February 28, 2016
From the outside, the building at 60 Andrássy Street doesn't appear too different from the rest of the elegant, stately houses along what's known as the "Champs-Élysées" of Budapest, with the exception of two massive metal stencils spelling out "TERROR" attached to the roof. Once past the ticket booth, however, I'm immediately greeted by the barrel of a Soviet tank, behind which are thousands of black and white portraits above a panel with the word, "VICTIMS" emblazoned in both English and Hungarian.
A walk through this Hungarian secret police headquarters-turned-museum starts from the fourth floor, with accounts of life under the double occupation of both Germany and the Soviet Union during World War II, and continues descending deeper into tragedy on following floors. Heart-wrenching recollections of being sent to gulag labor camps under the Russians in the "peace" that followed war told a tale equally if not even more devastating than the previous era of German rule. In many ways, life in Hungary seemed to parallel that during the cultural revolution in China. Farmers were required to turn over their produce to the State; scholars, the wealthy, and religious leaders were persecuted; hundreds of thousands perished due to starvation. Not even members of the working class were safe—produce too much and you're asked for more, produce too little and you're punished. Interestingly enough, this pattern wasn't limited to the proletariat; even among the ranks of the secret police, the head of the secret police one day was often the one beneath the guillotine the next. As long as one group of people wielded enough power to bend laws to their will and infringe on the rights of citizens, nobody was safe, not even those who were running the whole operation.
Terror reigned, sparing none.
"The government is asking Apple to hack our own users and undermine decades of security advancements that protect our customers — including tens of millions of American citizens — from sophisticated hackers and cybercriminals."
I scrolled back to the top; while Apple CEO Tim Cook's words smacked of Orwellian dystopian fiction, there was no mistaking the date: February 16, 2016. That public letter, still featured on Apple's homepage, is the latest response to a series of requests from the United States government to Apple following the San Bernardino attack last December. In order to access the information on one of the shooter's phones, the FBI has requested that Apple build them a tool which they'll use to hack into the shooter's iPhone, and this one iPhone alone. However, as Cook says, "while the government may argue that its use would be limited to this case, there is no way to guarantee such control… And ultimately, we fear that this demand would undermine the very freedoms and liberty our government is meant to protect."
The lesson from the House of Terror is clear: if a government is willing to make an exception to the basic principles that form the core of a trusting, democratic society, then nobody, not even the enforcers themselves, is safe.
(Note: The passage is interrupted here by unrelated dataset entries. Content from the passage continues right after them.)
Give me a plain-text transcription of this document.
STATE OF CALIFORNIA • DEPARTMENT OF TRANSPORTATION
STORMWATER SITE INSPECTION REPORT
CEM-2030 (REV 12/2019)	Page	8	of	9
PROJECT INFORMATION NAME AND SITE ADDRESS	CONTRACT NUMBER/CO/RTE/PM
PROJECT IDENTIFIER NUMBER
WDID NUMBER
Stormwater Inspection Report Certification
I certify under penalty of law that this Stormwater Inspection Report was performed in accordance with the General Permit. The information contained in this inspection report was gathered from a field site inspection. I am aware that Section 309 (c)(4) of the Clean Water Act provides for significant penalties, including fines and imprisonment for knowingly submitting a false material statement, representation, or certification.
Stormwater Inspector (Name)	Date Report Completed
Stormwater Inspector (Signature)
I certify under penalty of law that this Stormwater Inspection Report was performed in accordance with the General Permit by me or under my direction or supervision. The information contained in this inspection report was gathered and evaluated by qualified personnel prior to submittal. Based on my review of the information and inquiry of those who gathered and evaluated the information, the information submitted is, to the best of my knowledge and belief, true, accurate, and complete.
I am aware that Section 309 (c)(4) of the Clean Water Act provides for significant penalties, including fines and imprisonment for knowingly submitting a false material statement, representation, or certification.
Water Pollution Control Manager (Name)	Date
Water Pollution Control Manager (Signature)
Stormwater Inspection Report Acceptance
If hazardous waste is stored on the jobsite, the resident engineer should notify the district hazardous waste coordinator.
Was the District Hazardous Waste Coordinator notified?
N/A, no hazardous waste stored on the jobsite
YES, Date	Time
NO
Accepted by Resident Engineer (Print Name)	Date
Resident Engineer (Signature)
Seventy years later, the reasons for creating a backdoor to the iPhone sound chillingly familiar: to identify and detain those who are a threat to the State. Yet, history is often the best window into the future, and we've seen what happens when a government has enough power to bend rules to their will; not even they can guarantee containment of that power.
The vertical box in front of me is a few inches taller and wider than I am. The thought that there's just enough room for me to stand in that box crosses my mind, and then it hits me: I'm not looking at a box, I'm looking at a windowless jail cell. I think back to visiting Alcatraz last summer, an island prison in San Francisco that had been shut down for being "inhumane." But at least those prisoners had company. They had communal meal times and exercise times, and even access to books. In the House of Terror, prisoners were tortured and kept in dark, cold isolation. They lacked laws and rights that would protect them from such atrocities. Their suffering was so deep and distraught that it was memorialized as a message for future generations: may you never repeat the same mistake.